Immune-Related Adverse Events

• Immunotherapy has unique immune-related adverse events (irAEs) that differ from chemotherapy toxicities:
  • irAEs occur in <20% of patients receiving avelumab for Merkel cell carcinoma 1
  • Common high-grade toxicities with chemoimmunotherapy include diarrhea, dyspnea, fatigue, rash, and elevated liver enzymes 1
  • Management strategies for irAEs differ from those for cytotoxic side effects, requiring specialized knowledge 1

Patient Selection and Biomarkers

Predictive Biomarkers

• PD-L1 expression is the primary biomarker for immunotherapy response:
  • High PD-L1 expression (≥50%) predicts better response to single-agent immunotherapy 3
  • Histology also impacts treatment choice - non-epithelioid mesothelioma shows dramatically better response to immunotherapy than chemotherapy 1
  • MSI-H/dMMR tumors are highly responsive to immune checkpoint inhibitors 4

Patient Factors

• Certain patient populations may particularly benefit from immunotherapy over chemotherapy:
  • Patients with poor performance status or elderly patients with targetable mutations may benefit from targeted therapies including immunotherapy 4
  • Patients with contraindications to immunotherapy (such as certain autoimmune conditions) may still require chemotherapy 1

Combination Approaches

Chemoimmunotherapy

• Combining chemotherapy with immunotherapy can provide synergistic effects:
  • Chemotherapy can enhance immunotherapy efficacy by promoting tumor antigen release and presentation 1
  • In pleural mesothelioma, chemoimmunotherapy showed improved median OS (20.1 months) with acceptable toxicity 1
  • For esophageal squamous cell carcinoma, OPDIVO with chemotherapy improved OS compared to chemotherapy alone (HR 0.74) 5

Sequencing Considerations

• Optimal sequencing of immunotherapy and chemotherapy remains under investigation:
  • For patients with non-epithelioid mesothelioma, first-line immunotherapy is preferred 1
  • For patients with epithelioid mesothelioma, either immunotherapy or chemotherapy can be considered first-line 1
  • After progression on chemotherapy, immunotherapy shows benefit as second-line treatment 1

Practical Considerations

Response Evaluation

• Different response criteria are needed for immunotherapy:
  • Traditional RECIST criteria may not accurately capture immunotherapy responses 1
  • Immune-modified response criteria (imRECIST) better assess immunotherapy benefits 1
  • Pseudo-progression may occur with immunotherapy, requiring continued treatment beyond initial progression in some cases 1

Treatment Duration

• Optimal duration of immunotherapy differs from chemotherapy:
  • Immunotherapy is typically continued for up to 2 years in the absence of progression or toxicity 1
  • Chemotherapy is usually given for a fixed number of cycles (4-6) due to cumulative toxicity

Conclusion

When considering immunotherapy versus chemotherapy, immunotherapy offers significant advantages in terms of overall survival, durability of response, and quality of life for many cancer types.
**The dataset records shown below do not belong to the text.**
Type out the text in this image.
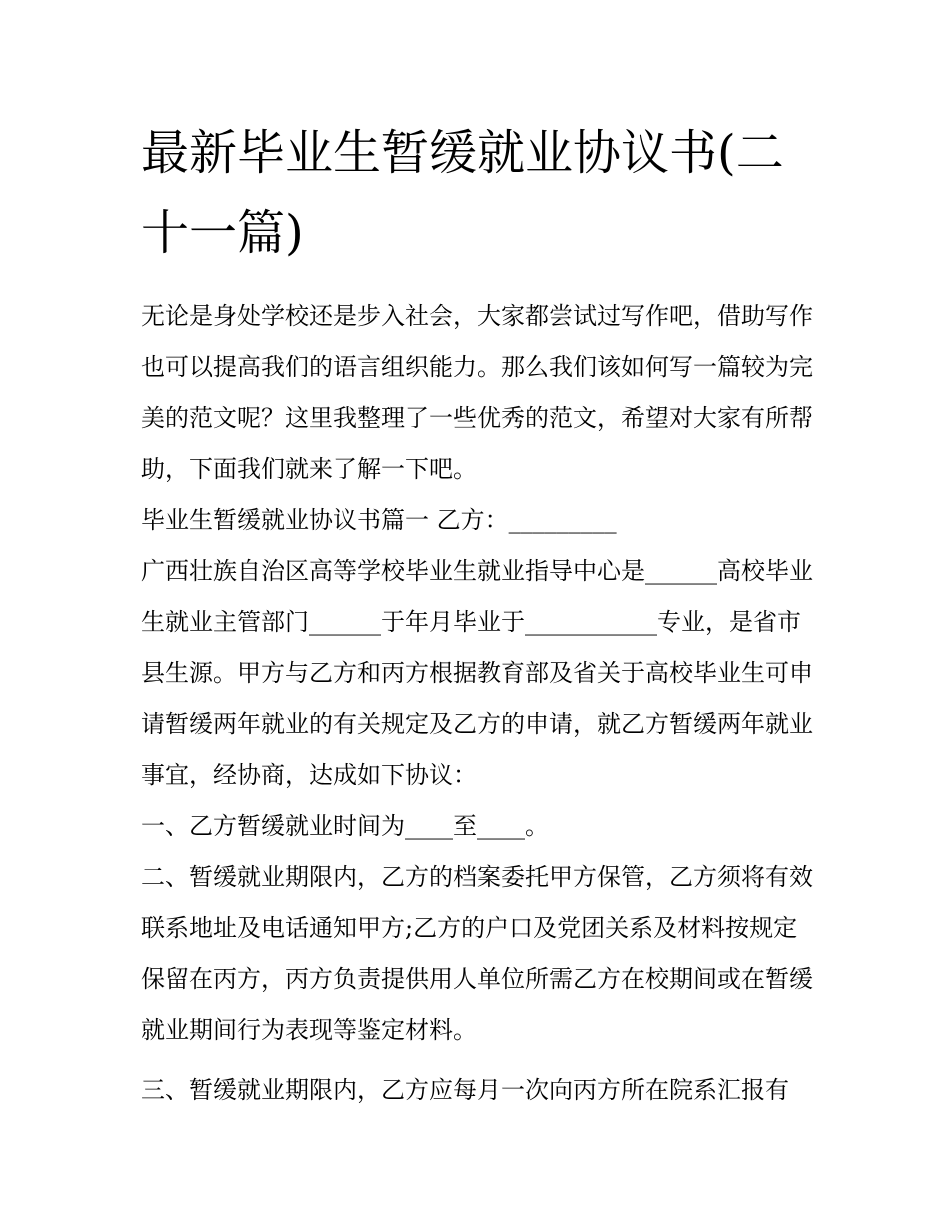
最新毕业生暂缓就业协议书(二十一篇)

无论是身处学校还是步入社会，大家都尝试过写作吧，借助写作也可以提高我们的语言组织能力。那么我们该如何写一篇较为完美的范文呢？这里我整理了一些优秀的范文，希望对大家有所帮助，下面我们就来了解一下吧。

毕业生暂缓就业协议书篇一 乙方：_________

广西壮族自治区高等学校毕业生就业指导中心是______高校毕业生就业主管部门______于年月毕业于___________专业，是省市县生源。甲方与乙方和丙方根据教育部及省关于高校毕业生可申请暂缓两年就业的有关规定及乙方的申请，就乙方暂缓两年就业事宜，经协商，达成如下协议：

一、乙方暂缓就业时间为____至____。

二、暂缓就业期限内，乙方的档案委托甲方保管，乙方须将有效联系地址及电话通知甲方;乙方的户口及党团关系及材料按规定保留在丙方，丙方负责提供用人单位所需乙方在校期间或在暂缓就业期间行为表现等鉴定材料。

三、暂缓就业期限内，乙方应每月一次向丙方所在院系汇报有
The decision should be guided by tumor histology, biomarker status (particularly PD-L1 expression and MSI status), and patient-specific factors. While immunotherapy has revolutionized cancer treatment with its ability to provide durable responses and improved survival with fewer severe toxicities, certain patients may still benefit more from chemotherapy or combination approaches.